There’s no lawn, not even a small section of neat, weeded gravel beside the sidewalk to invite customers into the store.

Instead, butterflies flit about, bees suck at nectar-rich purple bee balm, insects are everywhere and there is not a geranium or manicured lawn in sight.

This is a garden of native species that enrich the soil, repel invasive insects and feed the pollinators and it’s a landscaping idea that seems to be catching on with businesses and homeowners throughout the region.

“It’s becoming more accepted by the general public,” says Jeff Thompson, an ecologist and the owner of Native Plant Source in Kitchener.

Thompson was the architect of Bavarian’s prairie gardens, using a model he has repeated over and over across Ontario, most recently at Hospice Caledon’s Bethell House, a 10-bed end-of-life facility that opened in April in the village of Inglewood, Ont., northwest of Brampton.

“We have green fuzz,” says Bethell’s executive director Gabrielle Coe, waxing enthusiastic over the beginnings of the natural prairie garden outside her office window.

“I think we have to do more of this.”

Guelph-based Tambro Construction was given the contracting job for the Inglewood building, which included several “green” elements, including solar panels that also heat the water.

Bethell House wanted the outside grounds to reflect the inside, so it seemed logical they would avoid “rolling out carpets of sod.”

The property, located in a former apple orchard, is leased from the Niagara Escarpment Commission and consists of steep slopes and dry, thin soil: perfect for a hardy prairie garden.

“This is a low-maintenance landscape that will attract living things and delight our residents,” Coe says.

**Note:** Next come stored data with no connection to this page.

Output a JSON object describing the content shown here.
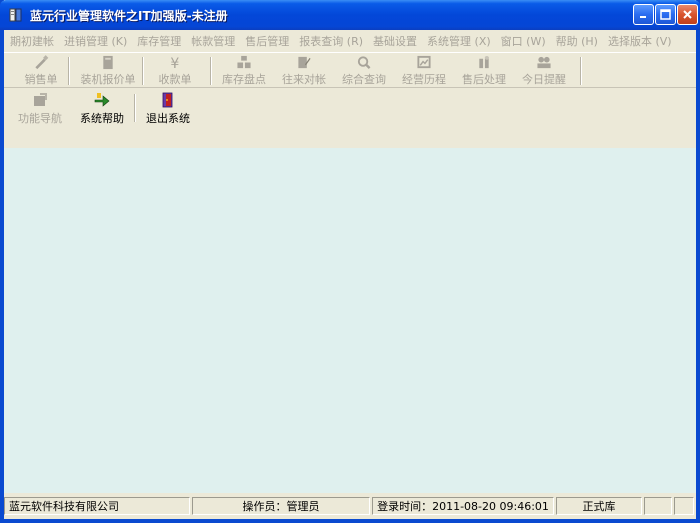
{
  "window": {
    "title": "蓝元行业管理软件之IT加强版-未注册"
  },
  "menu": [
    {
      "label": "期初建帐"
    },
    {
      "label": "进销管理 (K)"
    },
    {
      "label": "库存管理"
    },
    {
      "label": "帐款管理"
    },
    {
      "label": "售后管理"
    },
    {
      "label": "报表查询 (R)"
    },
    {
      "label": "基础设置"
    },
    {
      "label": "系统管理 (X)"
    },
    {
      "label": "窗口 (W)"
    },
    {
      "label": "帮助 (H)"
    },
    {
      "label": "选择版本 (V)"
    }
  ],
  "toolbar": {
    "sales_order": "销售单",
    "assembly_quote": "装机报价单",
    "receipt": "收款单",
    "inventory_check": "库存盘点",
    "account_reconcile": "往来对帐",
    "general_query": "综合查询",
    "business_history": "经营历程",
    "after_sales": "售后处理",
    "today_reminder": "今日提醒"
  },
  "toolbar2": {
    "function_nav": "功能导航",
    "system_help": "系统帮助",
    "exit_system": "退出系统"
  },
  "status": {
    "company": "蓝元软件科技有限公司",
    "operator": "操作员：管理员",
    "login_time": "登录时间：2011-08-20 09:46:01",
    "db": "正式库"
  },
  "colors": {
    "titlebar": "#0347d8",
    "client_bg": "#dff0ee",
    "disabled_text": "#a8a49a"
  }
}
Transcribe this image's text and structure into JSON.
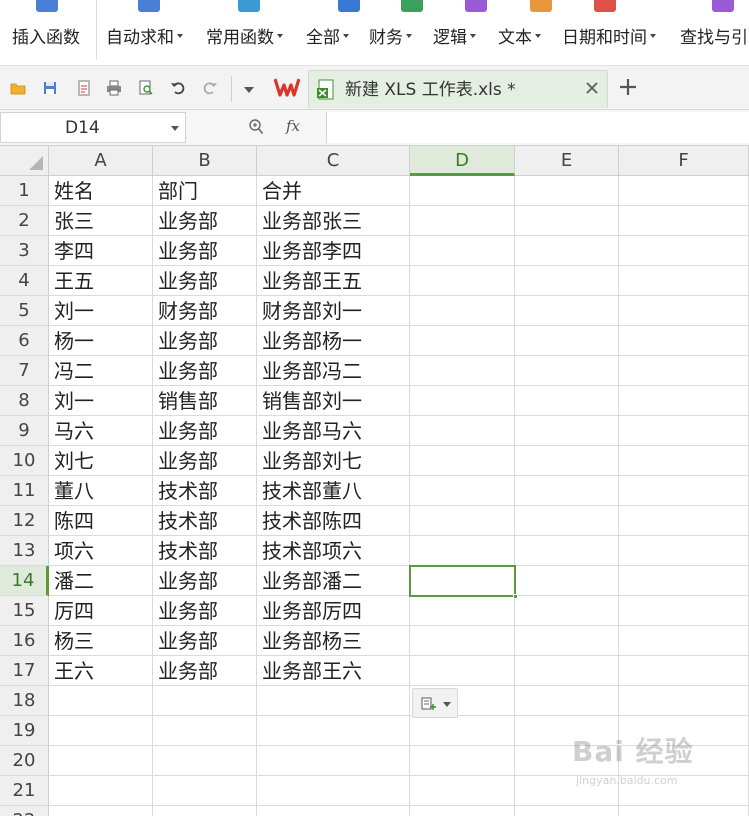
{
  "ribbon": {
    "items": [
      {
        "label": "插入函数",
        "caret": false,
        "icon": "fx-icon",
        "color": "#4a7fd6"
      },
      {
        "label": "自动求和",
        "caret": true,
        "icon": "sigma-icon",
        "color": "#4a7fd6"
      },
      {
        "label": "常用函数",
        "caret": true,
        "icon": "star-icon",
        "color": "#3a9ad6"
      },
      {
        "label": "全部",
        "caret": true,
        "icon": "list-icon",
        "color": "#3a78d6"
      },
      {
        "label": "财务",
        "caret": true,
        "icon": "calculator-icon",
        "color": "#3aa05a"
      },
      {
        "label": "逻辑",
        "caret": true,
        "icon": "logic-icon",
        "color": "#9a5ad6"
      },
      {
        "label": "文本",
        "caret": true,
        "icon": "text-icon",
        "color": "#e8963a"
      },
      {
        "label": "日期和时间",
        "caret": true,
        "icon": "clock-icon",
        "color": "#e0504a"
      },
      {
        "label": "查找与引",
        "caret": false,
        "icon": "lookup-icon",
        "color": "#9a5ad6"
      }
    ]
  },
  "tabbar": {
    "tab_title": "新建 XLS 工作表.xls *",
    "wps_logo": "W"
  },
  "formula_bar": {
    "name_box": "D14",
    "fx_label": "fx",
    "formula": ""
  },
  "sheet": {
    "columns": [
      "A",
      "B",
      "C",
      "D",
      "E",
      "F"
    ],
    "active_column": "D",
    "active_row": "14",
    "rows": [
      {
        "num": "1",
        "cells": [
          "姓名",
          "部门",
          "合并"
        ]
      },
      {
        "num": "2",
        "cells": [
          "张三",
          "业务部",
          "业务部张三"
        ]
      },
      {
        "num": "3",
        "cells": [
          "李四",
          "业务部",
          "业务部李四"
        ]
      },
      {
        "num": "4",
        "cells": [
          "王五",
          "业务部",
          "业务部王五"
        ]
      },
      {
        "num": "5",
        "cells": [
          "刘一",
          "财务部",
          "财务部刘一"
        ]
      },
      {
        "num": "6",
        "cells": [
          "杨一",
          "业务部",
          "业务部杨一"
        ]
      },
      {
        "num": "7",
        "cells": [
          "冯二",
          "业务部",
          "业务部冯二"
        ]
      },
      {
        "num": "8",
        "cells": [
          "刘一",
          "销售部",
          "销售部刘一"
        ]
      },
      {
        "num": "9",
        "cells": [
          "马六",
          "业务部",
          "业务部马六"
        ]
      },
      {
        "num": "10",
        "cells": [
          "刘七",
          "业务部",
          "业务部刘七"
        ]
      },
      {
        "num": "11",
        "cells": [
          "董八",
          "技术部",
          "技术部董八"
        ]
      },
      {
        "num": "12",
        "cells": [
          "陈四",
          "技术部",
          "技术部陈四"
        ]
      },
      {
        "num": "13",
        "cells": [
          "项六",
          "技术部",
          "技术部项六"
        ]
      },
      {
        "num": "14",
        "cells": [
          "潘二",
          "业务部",
          "业务部潘二"
        ]
      },
      {
        "num": "15",
        "cells": [
          "厉四",
          "业务部",
          "业务部厉四"
        ]
      },
      {
        "num": "16",
        "cells": [
          "杨三",
          "业务部",
          "业务部杨三"
        ]
      },
      {
        "num": "17",
        "cells": [
          "王六",
          "业务部",
          "业务部王六"
        ]
      },
      {
        "num": "18",
        "cells": [
          "",
          "",
          ""
        ]
      },
      {
        "num": "19",
        "cells": [
          "",
          "",
          ""
        ]
      },
      {
        "num": "20",
        "cells": [
          "",
          "",
          ""
        ]
      },
      {
        "num": "21",
        "cells": [
          "",
          "",
          ""
        ]
      },
      {
        "num": "22",
        "cells": [
          "",
          "",
          ""
        ]
      }
    ]
  },
  "colors": {
    "accent_green": "#5a9a3a",
    "tab_bg": "#e5eee3",
    "header_bg": "#efefef",
    "wps_red": "#d9362b"
  },
  "watermark": {
    "logo": "Bai 经验",
    "url": "jingyan.baidu.com"
  }
}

One of Thompson’s earlier naturalized areas was created for the Union Gas office in Brantford, a natural habitat with 171 species created in 1994 for a development designed by Kitchener’s Walter Fedy Partnership.

For that project, Thompson supplied seeds for the3.5-acres lot in an effort to restore what had been tall grass prairie 150 years ago.

So what are the advantages of native species? Plenty.

Over hundreds of years, native species have evolved to thrive in their environment and are therefore able to quickly adapt to any conditions, even drought, in which hybrids can simply shrivel up and die.

Native species also fend off chewing insects and fill in the space with enough force to deter weeds. Best of all, native species attract birds, butterflies and beneficial insects, require little if any watering and no pest control.

With all the talk recently of bee populations crashing, home owners and business owners can do their part by planting species attractive to these creatures.

Thompson recommends ox-eye sunflower, ironweed, butterfly milkweed, wild bergamot (also called bee balm), blazing star, grey-headed coneflower and grasses such as big bluestem, little bluestem and Indian grass.

All these species can be found at the Bavarian property, a design that won the City of Kitchener’s Urban Design Award in 2008.

Company spokesperson Morgan Reay credits co-owner Dean Olson for suggesting a prairie landscape when the firm was building the plant and showroom four years ago.

Reay says the company felt it could set a model for other factories in the area.

“Even small local companies like ours can do this,” he says, noting that visitors are always dropping by. “We have people coming out of nowhere, they stop and look.”

Dashing around Bavarian’s garden with the enthusiasm of a kid at Disney World, Larry Lamb can’t say enough about how beautifully the garden has grown in, even the cattails that suddenly took up residence in an adjacent ditch.

Lamb is an ardent environmentalist and a member of the Waterloo Stewardship Network.

“They (Bavarian) have done all the right things,” he says. “I’ve been squawking (about natural gardens) for 30 years and finally people are starting to listen.

“You don’t need to fertilize it; you don’t need to mow it. Prairie will grow on the poorest soil and over the years will enrich it.”

Enthusiasts says that when people see how lovely natural gardens look they might be encouraged to convert their own properties.

Thompson noted that “some gardeners are mixing native and non-native” and that planting native species has lately become of particular interest to municipal governments.